Further the talk will also address the problem of exploring comments for news events from social media such as Reddit. These comments are often noisy and sparse, therefore, identifying sub-topics within them to explore social media is a challenge. In this work, we develop an effective way to distill sub-topics from all the comments related to a textual query and apply diversification techniques to select comments.

Speaker:  Vinay Setty

Short bio: Vinay Setty is a postdoctoral researcher at the Databases and Information Systems group, Max Planck Institute in Informatics, Saarbruecken, Germany, headed by Prof. Gerhard Weikum. Prior to that he got a PhD from University of Oslo, Norway under the supervision of Prof.
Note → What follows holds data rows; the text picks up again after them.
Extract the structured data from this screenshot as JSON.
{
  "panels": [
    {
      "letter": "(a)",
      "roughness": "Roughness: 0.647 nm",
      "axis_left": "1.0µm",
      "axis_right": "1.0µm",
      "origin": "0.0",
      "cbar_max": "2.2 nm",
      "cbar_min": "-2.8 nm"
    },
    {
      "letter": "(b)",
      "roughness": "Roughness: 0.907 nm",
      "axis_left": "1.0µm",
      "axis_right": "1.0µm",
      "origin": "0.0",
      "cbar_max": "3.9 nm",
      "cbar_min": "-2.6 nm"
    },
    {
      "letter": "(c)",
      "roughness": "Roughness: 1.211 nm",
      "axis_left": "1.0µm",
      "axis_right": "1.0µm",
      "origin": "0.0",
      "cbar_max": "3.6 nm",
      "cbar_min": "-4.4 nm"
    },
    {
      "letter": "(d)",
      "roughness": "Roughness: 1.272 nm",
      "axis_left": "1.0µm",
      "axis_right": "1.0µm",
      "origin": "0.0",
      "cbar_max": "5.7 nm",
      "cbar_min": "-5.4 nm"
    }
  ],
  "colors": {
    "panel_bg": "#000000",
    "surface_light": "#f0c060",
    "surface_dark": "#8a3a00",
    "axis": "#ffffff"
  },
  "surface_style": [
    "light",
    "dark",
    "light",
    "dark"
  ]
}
Roman Vitenberg and Prof. Maarten van Steen on the topic of “Design, Analysis and resource provisioning of scalable Publish/Subscribe for social interaction applications”. Vinay also worked as a visiting scholar at Spotify in Sweden analyzing their pub/sub infrastructure and workload. Vinay has also served as a PC member for DEBS, ECML PKDD conferences recently. Prior to PhD Vinay got his Masters degree from Saarland University and wrote his Master’s thesis on exploring interesting time points in versioned documents again in Prof. Weikum’s group.